Shares of AMC Entertainment (AMC 1.76%) were rising 5.5% higher at 10:57 a.m. Wednesday on no company-specific news.
It comes after Disney‘s latest entry in the Toy Story franchise — Lightyear — failed to live up to expectations. A Wall Street analyst also lowered his price target on the stock yesterday, saying rampant inflation and rising gas prices were altering consumer spending priorities.
Lightyear had been expected to pull in as much as $135 million worldwide during its debut weekend, but managed to generate only $86 million in total, or what had been anticipated to be its domestic box office.
That slowed down the momentum movie theaters were enjoying as moviegoers came out to see Top Gun: Maverick and Jurassic World: Dominion in droves.
Whether the Disney bomb is a one-off event remains to be seen, but B. Riley analyst Eric Wold says a “rapidly changing” economic and consumer spending landscape may be more difficult for AMC to navigate.
When consumers are forced to pay more for food and basic necessities, extravagances like a night out at the movies are put on hold.
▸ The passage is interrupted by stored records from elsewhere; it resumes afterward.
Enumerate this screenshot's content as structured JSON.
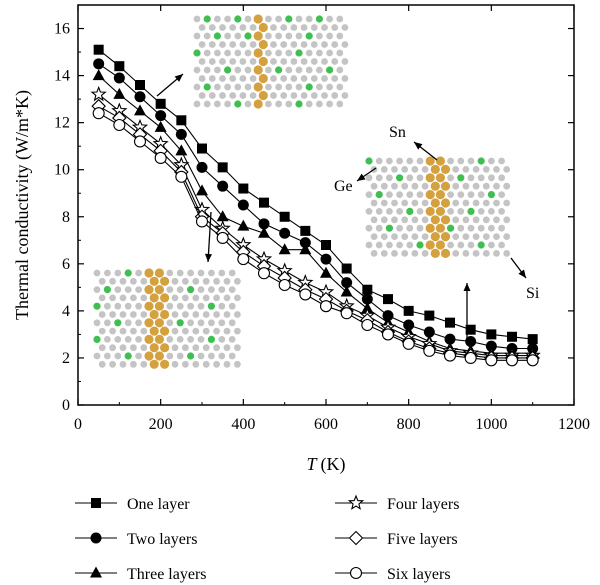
{
  "chart_data": {
    "type": "line",
    "title": "",
    "xlabel_symbol": "T",
    "xlabel_unit": "(K)",
    "ylabel": "Thermal conductivity (W/m*K)",
    "xlim": [
      0,
      1200
    ],
    "ylim": [
      0,
      17
    ],
    "xticks": [
      0,
      200,
      400,
      600,
      800,
      1000,
      1200
    ],
    "yticks": [
      0,
      2,
      4,
      6,
      8,
      10,
      12,
      14,
      16
    ],
    "grid": false,
    "legend_placement": "below",
    "x": [
      50,
      100,
      150,
      200,
      250,
      300,
      350,
      400,
      450,
      500,
      550,
      600,
      650,
      700,
      750,
      800,
      850,
      900,
      950,
      1000,
      1050,
      1100
    ],
    "series": [
      {
        "name": "One layer",
        "marker": "square",
        "values": [
          15.1,
          14.4,
          13.6,
          12.8,
          12.1,
          10.9,
          10.1,
          9.2,
          8.6,
          8.0,
          7.4,
          6.8,
          5.8,
          4.9,
          4.5,
          4.0,
          3.8,
          3.5,
          3.2,
          3.0,
          2.9,
          2.8
        ]
      },
      {
        "name": "Two layers",
        "marker": "circle",
        "values": [
          14.5,
          13.9,
          13.1,
          12.3,
          11.5,
          10.1,
          9.3,
          8.5,
          7.7,
          7.3,
          6.9,
          6.2,
          5.2,
          4.5,
          3.8,
          3.4,
          3.1,
          2.8,
          2.7,
          2.5,
          2.4,
          2.4
        ]
      },
      {
        "name": "Three layers",
        "marker": "triangle",
        "values": [
          14.0,
          13.2,
          12.5,
          11.8,
          10.8,
          9.1,
          8.0,
          7.6,
          7.3,
          6.6,
          6.6,
          5.6,
          4.8,
          4.1,
          3.5,
          3.1,
          2.7,
          2.4,
          2.3,
          2.2,
          2.2,
          2.2
        ]
      },
      {
        "name": "Four layers",
        "marker": "star",
        "values": [
          13.2,
          12.5,
          11.8,
          11.1,
          10.2,
          8.3,
          7.5,
          6.8,
          6.2,
          5.7,
          5.2,
          4.8,
          4.2,
          3.8,
          3.3,
          2.9,
          2.6,
          2.3,
          2.2,
          2.1,
          2.1,
          2.1
        ]
      },
      {
        "name": "Five layers",
        "marker": "diamond",
        "values": [
          12.7,
          12.2,
          11.5,
          10.8,
          9.9,
          8.0,
          7.3,
          6.5,
          5.9,
          5.4,
          4.9,
          4.5,
          4.0,
          3.6,
          3.1,
          2.7,
          2.4,
          2.2,
          2.1,
          2.0,
          2.0,
          2.0
        ]
      },
      {
        "name": "Six layers",
        "marker": "circle-open",
        "values": [
          12.4,
          11.9,
          11.2,
          10.5,
          9.7,
          7.8,
          7.1,
          6.2,
          5.6,
          5.1,
          4.7,
          4.2,
          3.9,
          3.4,
          3.0,
          2.6,
          2.3,
          2.1,
          2.0,
          1.9,
          1.9,
          1.9
        ]
      }
    ],
    "annotations": {
      "sn": "Sn",
      "ge": "Ge",
      "si": "Si"
    }
  },
  "colors": {
    "si": "#c4c4c4",
    "ge": "#3fbf50",
    "sn": "#d4a13e",
    "axis": "#000000"
  }
}
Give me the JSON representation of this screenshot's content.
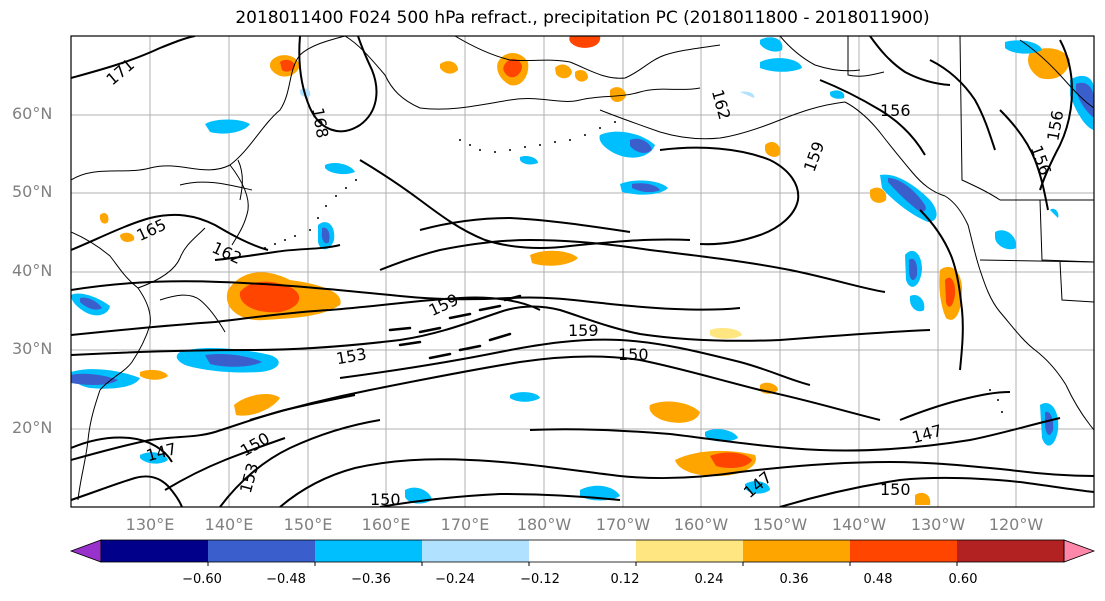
{
  "title": "2018011400 F024 500 hPa refract., precipitation PC (2018011800 - 2018011900)",
  "lat_labels": [
    "60°N",
    "50°N",
    "40°N",
    "30°N",
    "20°N"
  ],
  "lon_labels": [
    "130°E",
    "140°E",
    "150°E",
    "160°E",
    "170°E",
    "180°W",
    "170°W",
    "160°W",
    "150°W",
    "140°W",
    "130°W",
    "120°W"
  ],
  "contour_labels": [
    "171",
    "168",
    "165",
    "162",
    "162",
    "159",
    "159",
    "159",
    "156",
    "156",
    "156",
    "153",
    "153",
    "150",
    "150",
    "150",
    "150",
    "147",
    "147",
    "147"
  ],
  "colorbar": {
    "tick_labels": [
      "−0.60",
      "−0.48",
      "−0.36",
      "−0.24",
      "−0.12",
      "0.12",
      "0.24",
      "0.36",
      "0.48",
      "0.60"
    ],
    "colors": [
      "#9932cc",
      "#00008b",
      "#3a5fcd",
      "#00bfff",
      "#b0e2ff",
      "#ffffff",
      "#ffe680",
      "#ffa500",
      "#ff4500",
      "#b22222",
      "#ff88aa"
    ]
  }
}
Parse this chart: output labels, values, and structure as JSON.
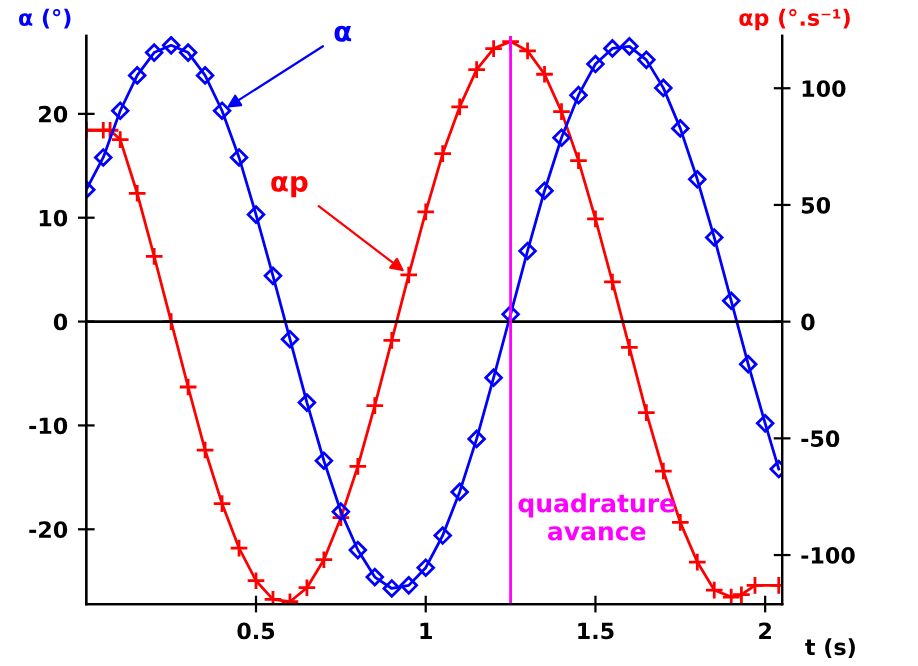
{
  "chart_data": {
    "type": "line",
    "xlabel": "t (s)",
    "ylabel": "α (°)",
    "y2label": "αp (°.s⁻¹)",
    "xlim": [
      0,
      2.05
    ],
    "xticks": [
      0.5,
      1,
      1.5,
      2
    ],
    "ylim": [
      -27.2,
      27.5
    ],
    "yticks": [
      -20,
      -10,
      0,
      10,
      20
    ],
    "y2lim": [
      -121,
      122.4
    ],
    "y2ticks": [
      -100,
      -50,
      0,
      50,
      100
    ],
    "grid": false,
    "legend": false,
    "line_style": "solid",
    "series": [
      {
        "name": null,
        "color": "#0000ff",
        "marker": "diamond",
        "x": [
          0,
          0.05,
          0.1,
          0.15,
          0.2,
          0.25,
          0.3,
          0.35,
          0.4,
          0.45,
          0.5,
          0.55,
          0.6,
          0.65,
          0.7,
          0.75,
          0.8,
          0.85,
          0.9,
          0.95,
          1.0,
          1.05,
          1.1,
          1.15,
          1.2,
          1.25,
          1.3,
          1.35,
          1.4,
          1.45,
          1.5,
          1.55,
          1.6,
          1.65,
          1.7,
          1.75,
          1.8,
          1.85,
          1.9,
          1.95,
          2.0,
          2.04
        ],
        "values": [
          12.7,
          15.8,
          20.3,
          23.7,
          25.9,
          26.6,
          25.9,
          23.7,
          20.3,
          15.8,
          10.3,
          4.4,
          -1.7,
          -7.8,
          -13.4,
          -18.3,
          -22.0,
          -24.6,
          -25.7,
          -25.4,
          -23.7,
          -20.6,
          -16.4,
          -11.3,
          -5.4,
          0.7,
          6.8,
          12.6,
          17.7,
          21.8,
          24.8,
          26.3,
          26.5,
          25.2,
          22.5,
          18.6,
          13.7,
          8.1,
          2.0,
          -4.1,
          -9.8,
          -14.2
        ]
      },
      {
        "name": null,
        "color": "#ff0000",
        "marker": "cross",
        "axis": "y2",
        "x": [
          0,
          0.05,
          0.07,
          0.1,
          0.15,
          0.2,
          0.25,
          0.3,
          0.35,
          0.4,
          0.45,
          0.5,
          0.55,
          0.6,
          0.65,
          0.7,
          0.75,
          0.8,
          0.85,
          0.9,
          0.95,
          1.0,
          1.05,
          1.1,
          1.15,
          1.2,
          1.25,
          1.3,
          1.35,
          1.4,
          1.45,
          1.5,
          1.55,
          1.6,
          1.65,
          1.7,
          1.75,
          1.8,
          1.85,
          1.9,
          1.93,
          1.97,
          2.04
        ],
        "values": [
          82,
          82,
          82,
          78,
          55,
          28,
          0,
          -28,
          -55,
          -78,
          -97,
          -111,
          -119,
          -120,
          -114,
          -102,
          -84,
          -62,
          -36,
          -8,
          20,
          47,
          72,
          92,
          108,
          117,
          120,
          116,
          106,
          90,
          69,
          44,
          17,
          -11,
          -39,
          -64,
          -86,
          -103,
          -115,
          -118,
          -117,
          -113,
          -113
        ]
      }
    ],
    "ref_lines": [
      {
        "axis": "y",
        "value": 0,
        "label": null,
        "color": "#000000"
      },
      {
        "axis": "x",
        "value": 1.25,
        "label": "quadrature\navance",
        "color": "#ff00ff"
      }
    ],
    "annotations": [
      {
        "text": "α",
        "x": 0.4,
        "y": 20.3
      },
      {
        "text": "αp",
        "x": 0.95,
        "y": 4.5
      }
    ]
  }
}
Wold lowered his price target from $16 per share to $11 per share.
Because AMC is a meme stock, traders really don’t care about those things, looking instead to how often the movie theater’s shares are being chatted up on social media. That’s not a smart way to invest, as a business’s fundamentals will always be more important in the long run.
Watching the antics of AMC and the gyrations of its stock from the sidelines is a wiser course to follow.